Image: Alexander von Humboldt-Stiftlung Foundation

Electronic circuits can only get so small before they’re overwhelmed with heat problems. Encoding bits using the spin of electrons, instead of the usual charge, promises to allow even smaller circuits—but the known processes of flipping electrons’ spins with external magnetic fields are inefficient and require very low temperatures, making such “spintronic” devices impractical.

Now, a team of researchers from Germany, the UK, the Czech Republic, and Japan have found a way to manipulate the spin of electrons using electric fields instead of magnetic ones. Their method, reported in the August issue of Nature Materials, could drastically reduce computers’ energy consumption and lessen heat problems caused by miniaturization.

Electron spin can be visualized as the rotation of an electron in one of two ways, with the rotation axis pointing up or down. Just like the presence or absence of an electric charge represents a bit equaling 1 or 0, a spin pointing up or down can do so as well. Flipping the spin to change a bit requires much less energy than moving charge.  
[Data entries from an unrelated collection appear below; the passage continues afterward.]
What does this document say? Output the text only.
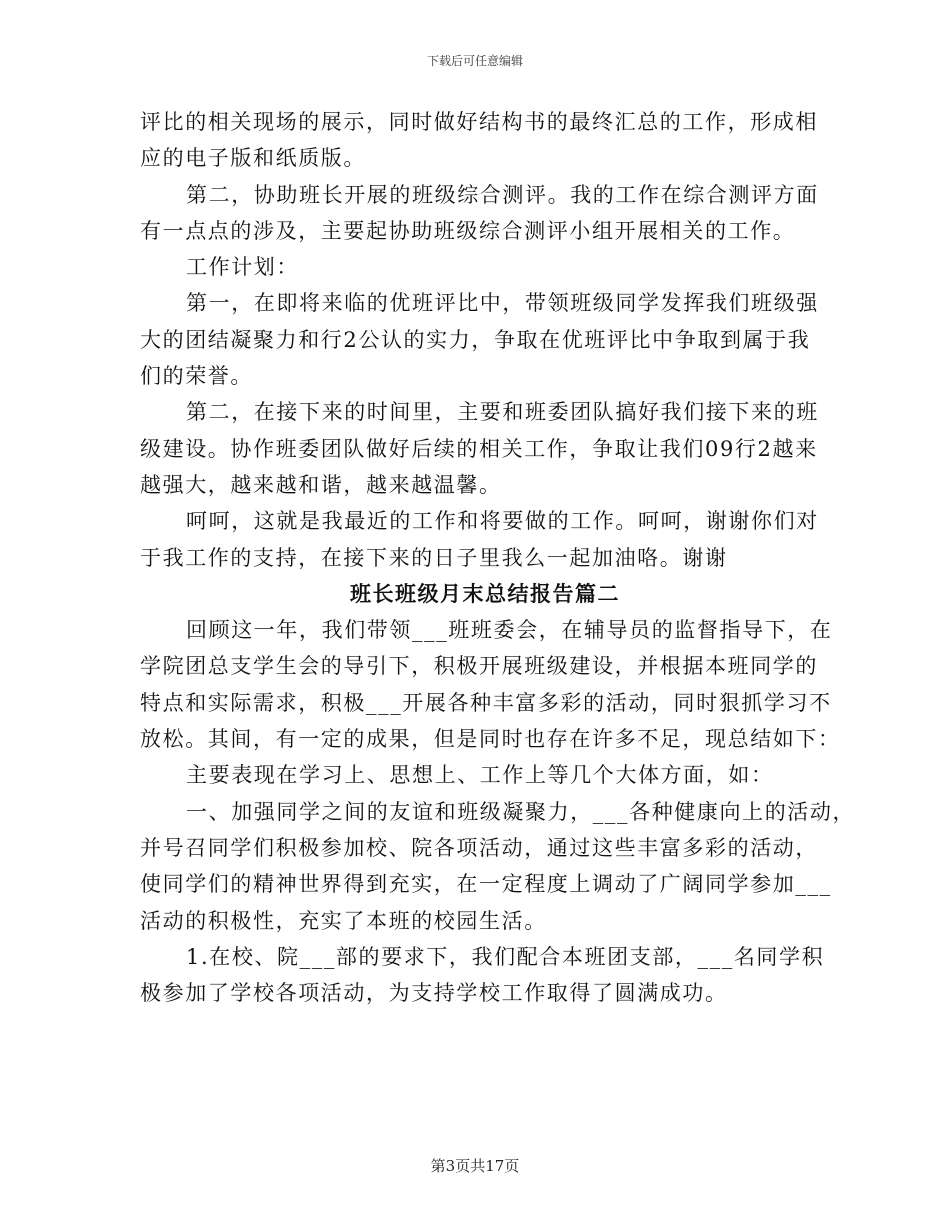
下载后可任意编辑
评比的相关现场的展示，同时做好结构书的最终汇总的工作，形成相
应的电子版和纸质版。
第二，协助班长开展的班级综合测评。我的工作在综合测评方面
有一点点的涉及，主要起协助班级综合测评小组开展相关的工作。
工作计划：
第一，在即将来临的优班评比中，带领班级同学发挥我们班级强
大的团结凝聚力和行2公认的实力，争取在优班评比中争取到属于我
们的荣誉。
第二，在接下来的时间里，主要和班委团队搞好我们接下来的班
级建设。协作班委团队做好后续的相关工作，争取让我们09行2越来
越强大，越来越和谐，越来越温馨。
呵呵，这就是我最近的工作和将要做的工作。呵呵，谢谢你们对
于我工作的支持，在接下来的日子里我么一起加油咯。谢谢
班长班级月末总结报告篇二
回顾这一年，我们带领___班班委会，在辅导员的监督指导下，在
学院团总支学生会的导引下，积极开展班级建设，并根据本班同学的
特点和实际需求，积极___开展各种丰富多彩的活动，同时狠抓学习不
放松。其间，有一定的成果，但是同时也存在许多不足，现总结如下：
主要表现在学习上、思想上、工作上等几个大体方面，如：
一、加强同学之间的友谊和班级凝聚力，___各种健康向上的活动，
并号召同学们积极参加校、院各项活动，通过这些丰富多彩的活动，
使同学们的精神世界得到充实，在一定程度上调动了广阔同学参加___
活动的积极性，充实了本班的校园生活。
1.在校、院___部的要求下，我们配合本班团支部，___名同学积
极参加了学校各项活动，为支持学校工作取得了圆满成功。
第3页共17页
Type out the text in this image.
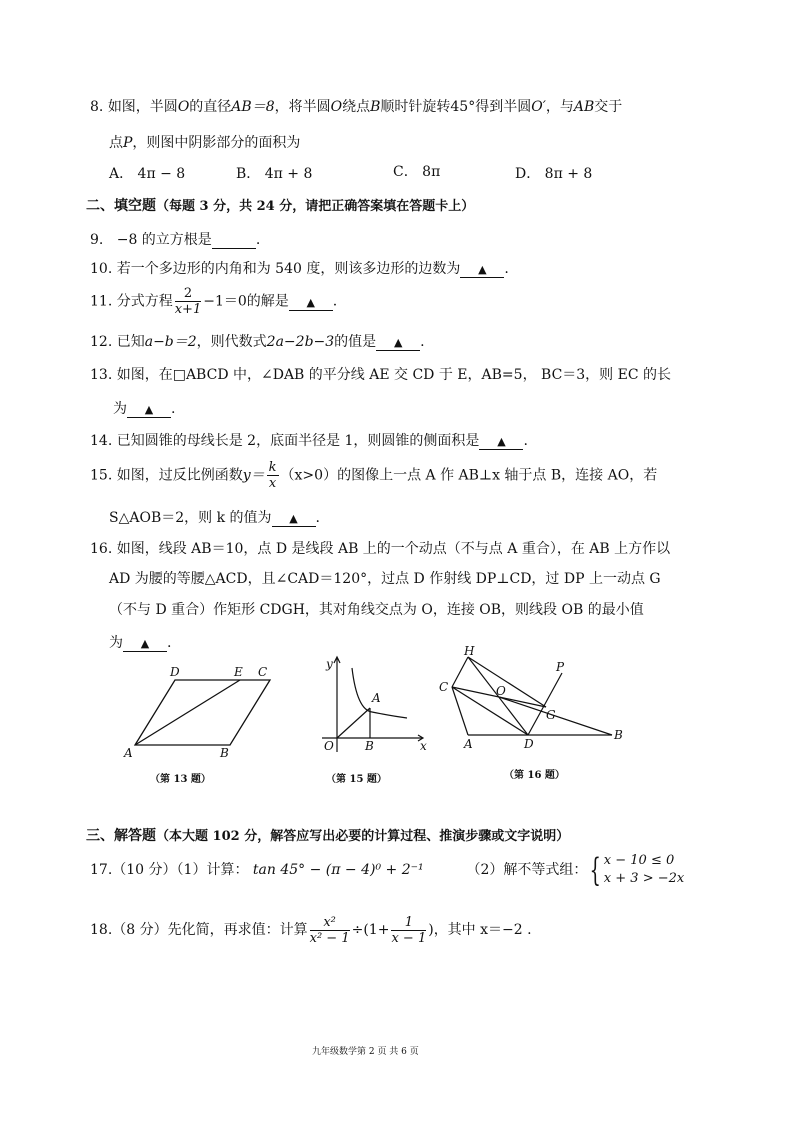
8. 如图，半圆O的直径AB＝8，将半圆O绕点B顺时针旋转45°得到半圆O′，与AB交于
点P，则图中阴影部分的面积为
A． 4π − 8	B． 4π + 8	C． 8π	D． 8π + 8
二、填空题（每题 3 分，共 24 分，请把正确答案填在答题卡上）
9. −8 的立方根是	.
10. 若一个多边形的内角和为 540 度，则该多边形的边数为 ▲ .
11. 分式方程 $\frac{2}{x+1} -1=0$的解是 ▲ .
12. 已知a−b＝2，则代数式2a−2b−3的值是 ▲ .
13. 如图，在□ABCD 中，∠DAB 的平分线 AE 交 CD 于 E，AB=5， BC＝3，则 EC 的长
为 ▲ .
14. 已知圆锥的母线长是 2，底面半径是 1，则圆锥的侧面积是 ▲ .
15. 如图，过反比例函数$y= \frac{k}{x} (x>0)$的图像上一点 A 作 AB⊥x 轴于点 B，连接 AO，若
S△AOB＝2，则 k 的值为 ▲ .
16. 如图，线段 AB＝10，点 D 是线段 AB 上的一个动点（不与点 A 重合），在 AB 上方作以
AD 为腰的等腰△ACD，且∠CAD＝120°，过点 D 作射线 DP⊥CD，过 DP 上一动点 G
（不与 D 重合）作矩形 CDGH，其对角线交点为 O，连接 OB，则线段 OB 的最小值
为 ▲ .
A	B
C
D	E
（第 13 题）
y
x
O
A
B
（第 15 题）
H
P
C	O
G
A	D
B
（第 16 题）
三、解答题（本大题 102 分，解答应写出必要的计算过程、推演步骤或文字说明）
17.（10 分）（1）计算： tan 45° − (π − 4)⁰ + 2⁻¹	（2）解不等式组：{ x − 10 ≤ 0
x + 3 > −2x
18.（8 分）先化简，再求值：计算 $\frac{\text{x²}}{\text{x² − 1}} \div(1+ \frac{1}{x - 1}$ )，其中 x＝−2 .
九年级数学第 2 页 共 6 页
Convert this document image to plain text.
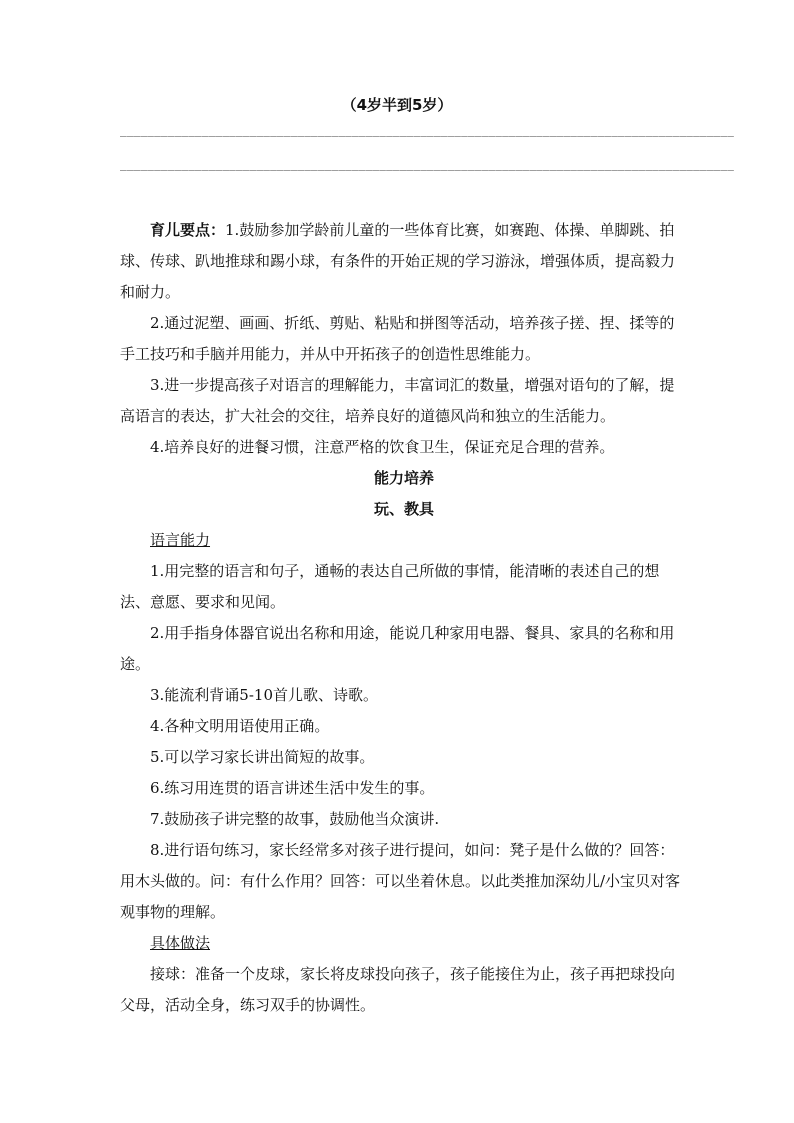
（4岁半到5岁）
__________________________________________________________________________________________
__________________________________________________________________________________________

育儿要点：1.鼓励参加学龄前儿童的一些体育比赛，如赛跑、体操、单脚跳、拍球、传球、趴地推球和踢小球，有条件的开始正规的学习游泳，增强体质，提高毅力和耐力。

2.通过泥塑、画画、折纸、剪贴、粘贴和拼图等活动，培养孩子搓、捏、揉等的手工技巧和手脑并用能力，并从中开拓孩子的创造性思维能力。

3.进一步提高孩子对语言的理解能力，丰富词汇的数量，增强对语句的了解，提高语言的表达，扩大社会的交往，培养良好的道德风尚和独立的生活能力。

4.培养良好的进餐习惯，注意严格的饮食卫生，保证充足合理的营养。

能力培养

玩、教具

语言能力

1.用完整的语言和句子，通畅的表达自己所做的事情，能清晰的表述自己的想法、意愿、要求和见闻。

2.用手指身体器官说出名称和用途，能说几种家用电器、餐具、家具的名称和用途。

3.能流利背诵5-10首儿歌、诗歌。

4.各种文明用语使用正确。

5.可以学习家长讲出简短的故事。

6.练习用连贯的语言讲述生活中发生的事。

7.鼓励孩子讲完整的故事，鼓励他当众演讲.

8.进行语句练习，家长经常多对孩子进行提问，如问：凳子是什么做的？回答：用木头做的。问：有什么作用？回答：可以坐着休息。以此类推加深幼儿/小宝贝对客观事物的理解。

具体做法

接球：准备一个皮球，家长将皮球投向孩子，孩子能接住为止，孩子再把球投向父母，活动全身，练习双手的协调性。
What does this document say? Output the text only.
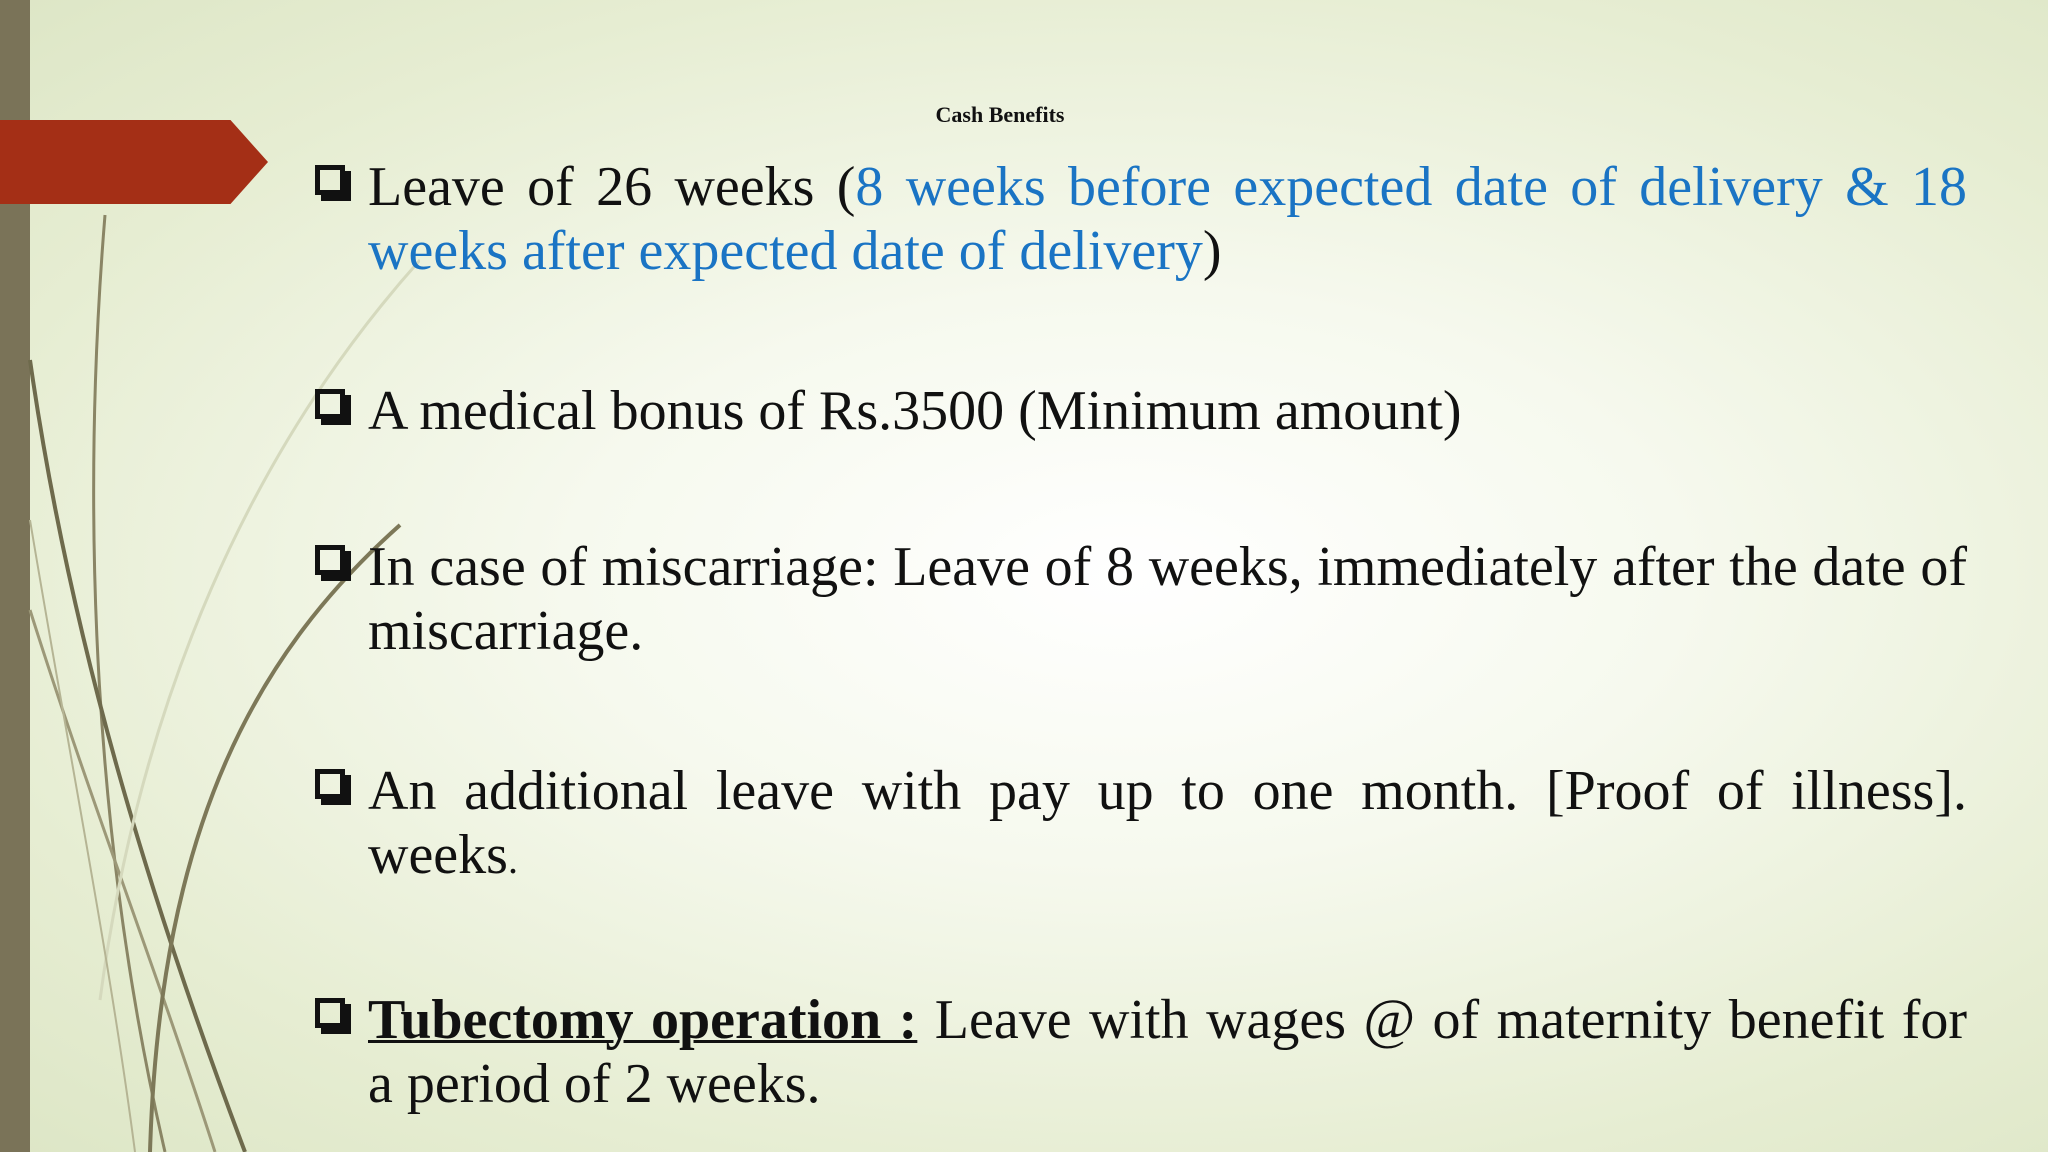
Cash Benefits
Leave of 26 weeks (8 weeks before expected date of delivery & 18 weeks after expected date of delivery)
A medical bonus of Rs.3500 (Minimum amount)
In case of miscarriage: Leave of 8 weeks, immediately after the date of miscarriage.
An additional leave with pay up to one month. [Proof of illness]. weeks.
Tubectomy operation : Leave with wages @ of maternity benefit for a period of 2 weeks.
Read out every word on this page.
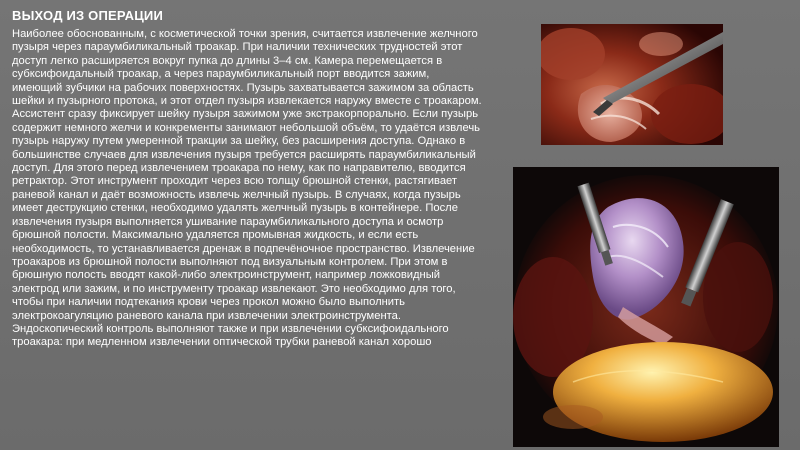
ВЫХОД ИЗ ОПЕРАЦИИ
Наиболее обоснованным, с косметической точки зрения, считается извлечение желчного пузыря через параумбиликальный троакар. При наличии технических трудностей этот доступ легко расширяется вокруг пупка до длины 3–4 см. Камера перемещается в субксифоидальный троакар, а через параумбиликальный порт вводится зажим, имеющий зубчики на рабочих поверхностях. Пузырь захватывается зажимом за область шейки и пузырного протока, и этот отдел пузыря извлекается наружу вместе с троакаром. Ассистент сразу фиксирует шейку пузыря зажимом уже экстракорпорально. Если пузырь содержит немного желчи и конкременты занимают небольшой объём, то удаётся извлечь пузырь наружу путем умеренной тракции за шейку, без расширения доступа. Однако в большинстве случаев для извлечения пузыря требуется расширять параумбиликальный доступ. Для этого перед извлечением троакара по нему, как по направителю, вводится ретрактор. Этот инструмент проходит через всю толщу брюшной стенки, растягивает раневой канал и даёт возможность извлечь желчный пузырь. В случаях, когда пузырь имеет деструкцию стенки, необходимо удалять желчный пузырь в контейнере. После извлечения пузыря выполняется ушивание параумбиликального доступа и осмотр брюшной полости. Максимально удаляется промывная жидкость, и если есть необходимость, то устанавливается дренаж в подпечёночное пространство. Извлечение троакаров из брюшной полости выполняют под визуальным контролем. При этом в брюшную полость вводят какой-либо электроинструмент, например ложковидный электрод или зажим, и по инструменту троакар извлекают. Это необходимо для того, чтобы при наличии подтекания крови через прокол можно было выполнить электрокоагуляцию раневого канала при извлечении электроинструмента. Эндоскопический контроль выполняют также и при извлечении субксифоидального троакара: при медленном извлечении оптической трубки раневой канал хорошо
'You need an effective way to convert charge into spin current in one part of the circuitry that can then be converted again into electric signals in another part.'

In 2000 a team of researchers observed that if current passes through a semiconductor strip, even without the application of a magnetic field, electrons drift to each side of the strip based on their spin. When these electrons move through the semiconductor they experience a sideways force whose direction depends on the spin’s orientation, so the electrons build up at the two sides of the strip and create a voltage across it. Physicists quickly realized that this phenomenon, known as the "spin Hall effect," could be an excellent way to separate electrons according to their spin and that it could be used to process and store bits in future spintronic computers.

"You need an effective way to convert charge into spin current in one part of the circuitry that can then be converted again into electric signals in another part," says Jairo Sinova, a theoretical physicist at the Johannes Gutenberg University Mainz in Germany who participated in the research.

By using gallium arsenide, the semiconductor of lasers and LEDs, the scientists demonstrated efficient conversion at room temperature using an electric field. The achievement exploits the fact that gallium arsenide has two conduction bands that electrons can occupy depending on their momentum.

Illustration: Science Photo Library/Corbis

In the experimental set up [left] a voltage is applied to the GaAs strip. When circularly polarized light is switched on, a voltage appears over the contacts. Electrons passing through the GaAs strip are deflected according to their spin [right].

The lateral force the electrons experience is caused by spin orbit coupling, the interaction of the spin with the electron’s motion; electrons with opposite spins are pushed in opposite directions. For the experiment, the researchers illuminated the semiconductor with circularly polarized light to generate spins aligned in a specific direction. They found that the spin orbit coupling was very weak in the lowest conduction band, but by increasing the voltage they could shift electrons into the higher band where the spin orbit coupling, and consequently the spin Hall effect, was much stronger.

For converting charge into spin one needs a large signal, and for reading out the spins after processing one needs a small signal; Sinova says that they have demonstrated for the first time that “tuning” this conversion is possible by varying the electric field to change the distribution over the two bands.

It is very important to develop a viable spin device, and therefore researchers have to explore material systems in which the spin Hall effect is stronger, says Hidekazu Kurebayashi, a researcher at the London Centre of Nanotechnology (UCL), who directed the experiments. They are now planning to examine other III-V semiconductors for this application. "The advances in semiconductor growth technology allows us to control to a great extent the conduction band structures by selecting elements. There are plenty of exciting opportunities ahead," he says.